COMPTROLLER LEMBO, IN EARLY REPORT ON FISCAL YEAR 2020 BUDGET, PROJECTS $126.1-MILLION SURPLUS
Contact: Tara Downes
Comptroller Kevin Lembo today, while cautioning that it is premature in the fiscal year, issued his first monthly projection of the year on Fiscal Year 2020, reporting that the state is on track for a $126.1-million surplus.
Fiscal Year 2019 year-end adjustments are still being processed and could have a significant impact on the final operating results for that year. Lembo said he expects to issue his preliminary reporting of unaudited operating results for Fiscal Year 2019 on Sept. 30.
In a letter to Gov. Ned Lamont, Lembo said he is in agreement with the state Office of Policy and Management’s (OPM) most recent outlook report, which is a $15 million decrease from the initial budget plan due to a deficiency in the non-appropriated adjudicated claims account.
“Our early surplus projection for Fiscal Year 2020 should be treated with cautious optimism, because while there are positive early trends, they are just that – early,” Lembo said. “It should also be noted that Connecticut’s budget results are ultimately dependent upon the performance of the national and state economies. For now, economic indicators for the national and state economies are sending mixed messages, with some positive movement on income tax revenue and home price appreciation among lower-price tiers – but also some trends in the bond market that could be recession indicators.

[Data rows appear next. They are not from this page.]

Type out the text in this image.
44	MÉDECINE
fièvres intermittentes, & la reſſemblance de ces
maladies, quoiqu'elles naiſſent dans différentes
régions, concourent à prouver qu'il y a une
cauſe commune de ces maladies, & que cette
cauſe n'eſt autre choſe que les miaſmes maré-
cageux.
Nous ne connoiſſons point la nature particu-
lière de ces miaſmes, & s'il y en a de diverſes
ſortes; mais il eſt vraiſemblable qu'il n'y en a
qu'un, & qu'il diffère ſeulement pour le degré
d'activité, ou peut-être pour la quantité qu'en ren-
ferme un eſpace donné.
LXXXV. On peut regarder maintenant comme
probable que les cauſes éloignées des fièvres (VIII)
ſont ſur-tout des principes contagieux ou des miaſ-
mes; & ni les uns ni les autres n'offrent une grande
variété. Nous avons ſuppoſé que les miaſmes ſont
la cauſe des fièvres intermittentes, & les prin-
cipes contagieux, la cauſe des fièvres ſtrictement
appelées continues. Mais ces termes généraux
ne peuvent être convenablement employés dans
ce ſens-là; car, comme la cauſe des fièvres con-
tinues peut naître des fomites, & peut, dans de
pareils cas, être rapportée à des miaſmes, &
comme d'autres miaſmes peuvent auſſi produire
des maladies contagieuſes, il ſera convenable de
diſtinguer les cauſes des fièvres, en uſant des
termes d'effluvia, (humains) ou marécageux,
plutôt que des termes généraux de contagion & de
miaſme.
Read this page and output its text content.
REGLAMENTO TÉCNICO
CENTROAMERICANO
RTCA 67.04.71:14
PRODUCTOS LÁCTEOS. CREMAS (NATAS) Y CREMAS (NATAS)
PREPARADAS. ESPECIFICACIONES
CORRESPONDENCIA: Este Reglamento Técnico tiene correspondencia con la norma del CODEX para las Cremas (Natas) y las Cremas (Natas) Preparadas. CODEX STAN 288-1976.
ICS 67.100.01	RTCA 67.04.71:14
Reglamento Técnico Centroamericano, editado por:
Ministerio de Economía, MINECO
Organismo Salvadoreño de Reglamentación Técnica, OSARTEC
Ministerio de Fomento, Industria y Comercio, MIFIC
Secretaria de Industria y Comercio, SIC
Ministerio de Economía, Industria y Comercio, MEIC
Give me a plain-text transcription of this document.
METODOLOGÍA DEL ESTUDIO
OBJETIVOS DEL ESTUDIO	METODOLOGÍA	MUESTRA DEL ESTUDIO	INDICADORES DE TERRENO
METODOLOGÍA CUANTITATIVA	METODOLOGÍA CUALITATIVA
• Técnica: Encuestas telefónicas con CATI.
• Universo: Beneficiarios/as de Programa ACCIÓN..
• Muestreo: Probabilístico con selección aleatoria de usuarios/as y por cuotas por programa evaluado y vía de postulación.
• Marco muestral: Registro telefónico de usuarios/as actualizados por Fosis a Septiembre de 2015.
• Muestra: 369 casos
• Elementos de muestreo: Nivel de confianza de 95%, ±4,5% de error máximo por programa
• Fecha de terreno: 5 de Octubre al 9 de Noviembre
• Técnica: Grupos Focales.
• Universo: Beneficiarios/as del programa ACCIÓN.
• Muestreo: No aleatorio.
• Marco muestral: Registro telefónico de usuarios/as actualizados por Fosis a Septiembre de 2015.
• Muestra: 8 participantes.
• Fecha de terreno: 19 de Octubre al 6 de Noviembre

“Connecticut may be unable to control for volatility in the global financial markets or the U.S. trade war with China, but it can act to prepare financially for what may come,” Lembo said. “The state is closer and closer to achieving a financial milestone in building an adequate Budget Reserve Fund, and must continue to exercise financial discipline in this area.”
Lembo advocated for legislation that now requires the state to be more disciplined in setting aside unanticipated revenue windfalls to protect the state against future recessions so that tax increases and program cuts can be minimized or avoided during economic recessions.
The Budget Reserve Fund (BRF) legislation that Lembo advocated for, also referred to as the revenue volatility cap, requires that revenues above a certain threshold be transferred to the Budget Reserve Fund. The status of that policy is:
“In order to help protect against future economic downturns, Connecticut must maintain financial discipline and continue building the Budget Reserve Fund balance to the statutory target of 15 percent,” Lembo said.